As the energy transition gathers pace, renewable energy projects are on the rise, with investors and project owners alike keen to take advantage of lucrative incentives offered by governments. While government incentives create interesting investment opportunities, they can also make investors vulnerable when faced with unexpected regulatory and/or government changes. This post explores some of these risks as well as the steps project owners and investors can take to mitigate them.
Striving to comply with their Paris Agreement targets (under which 196 signatories have committed to limiting global warming to below 2°C), governments have promised tax credits, preferential loan opportunities, and direct subsidies to investors engaging in renewable energies. The incentives on offer are far-reaching: for example, Sweden recently proposed the allocation of EUR 19.2 million per year from 2021 to 2023 to cover a tax reduction on the installation of renewable technologies, and Colombia reinforced its offer of VAT exclusion and exemption of tariff duties for renewable energy projects.
But investors should tread carefully when relying on such incentives. A change in government or an economic crisis may be all that is needed to trigger the retraction of economic incentives to invest in renewable projects.
In Europe, Spain, Italy, and the Czech Republic are the most striking examples of this. In the early 2000s, all three countries first adopted legislation promising investors in renewable energies certain levels of profitability through feed-in tariffs (i.e., a guarantee of fixed and above market prices for a period of time). When the financial crisis hit, all three either reduced or eventually abolished the feed-in tariffs.
Similarly, in Latin America, Mexico adopted a number of different measures to promote investment in renewable energies. For example, in 2014, the Electricity Industry Law created green certificates that could only be awarded to private investors complying with rigorous criteria and guaranteed a steady purchase from the national energy supplier. Yet, with a change in government in 2018, successive reforms have loosened the requirements to obtain green certificates, thereby reducing their value, and prioritized the use of local fossil fuel resources.

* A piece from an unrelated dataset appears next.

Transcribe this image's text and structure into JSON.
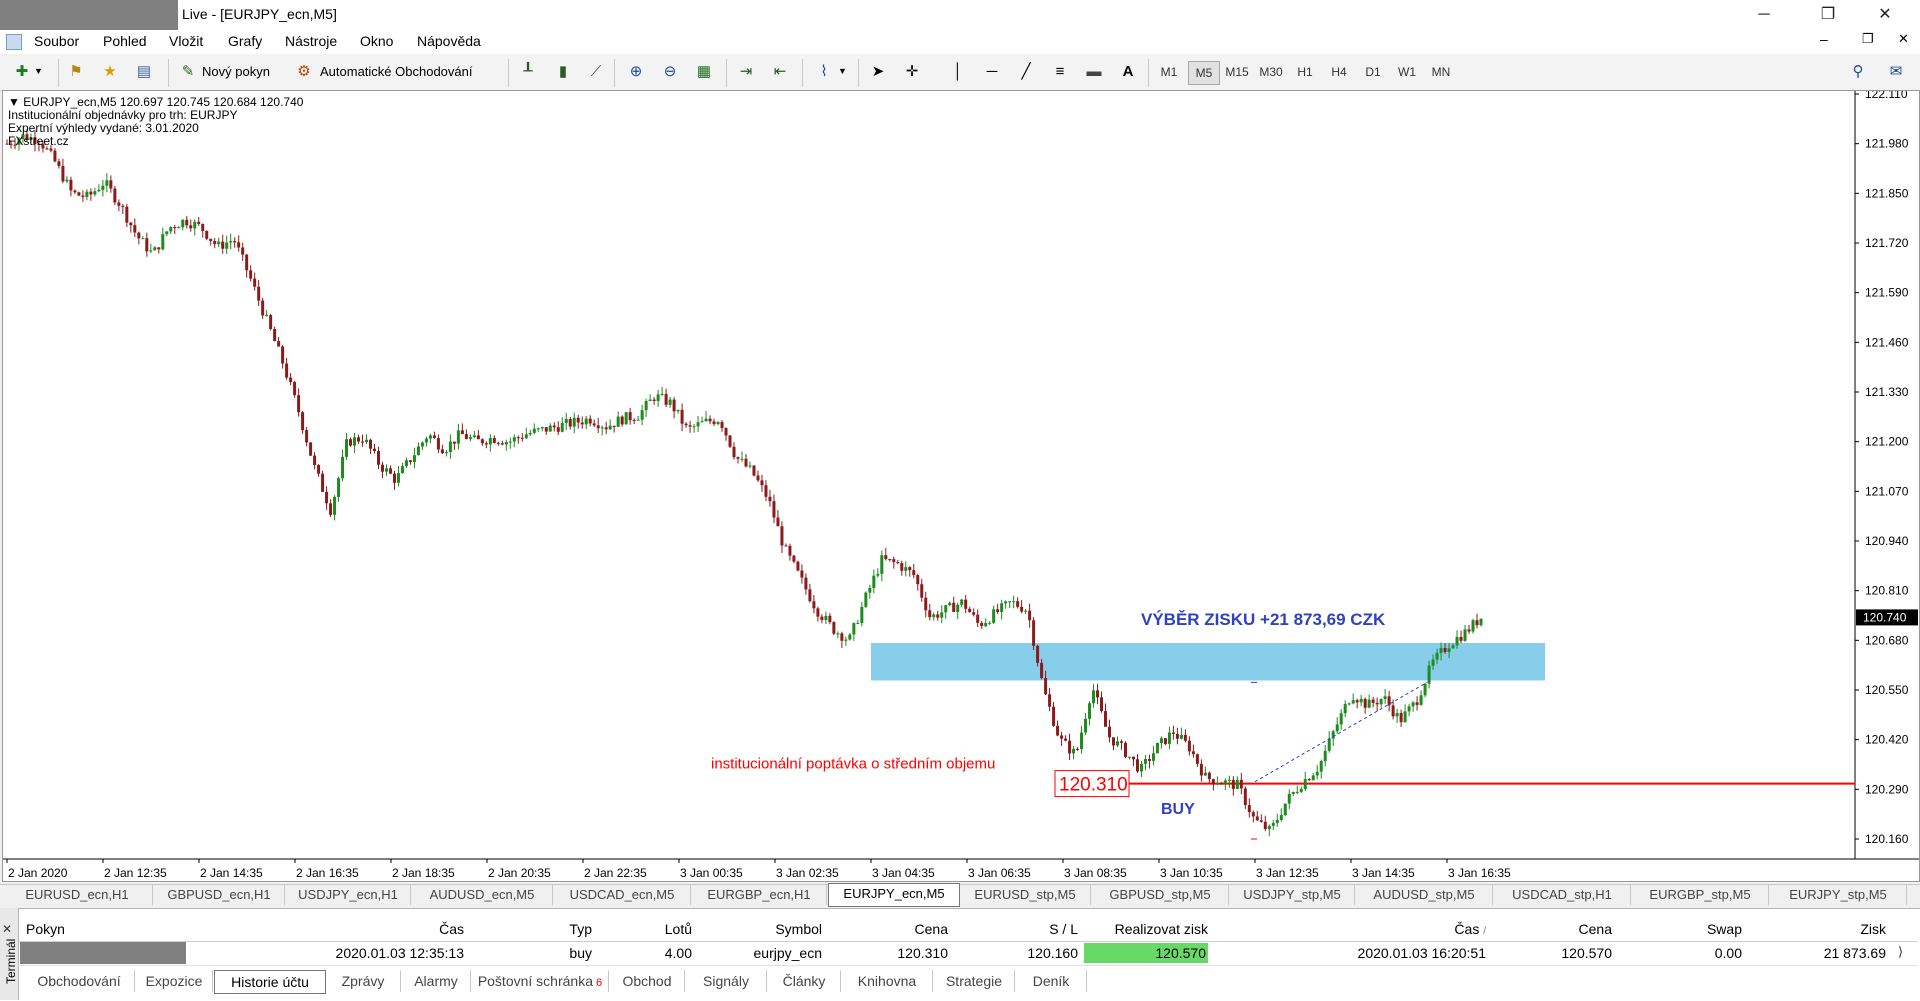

To mitigate the risk of states retracting incentives, prospective investors would do well to understand the exact legal implications of promises made by a state—preferably before making substantial investment decisions based on them. From a mere political speech to a firm commitment, not all state actions carry the same legal effects.
Importantly, investors should consider whether the prospective host state is a signatory to favourable international investment treaties. Such treaties have been invoked against Spain, Italy and the Czech Republic and have allowed investors to be compensated for the frustration of their legitimate expectations through arbitration. Two similar proceedings against Ukraine have also been very recently commenced in relation to the revocation of its feed-in tariff regime in 2020.
If not already covered by such treaties, investors may seek to restructure their investment so as to benefit from their protections. Different risk mitigation strategies may also be put in place ranging from keeping good records of all communications with states to negotiating with governments to ensure that investors’ rights under international law and applicable treaties are protected.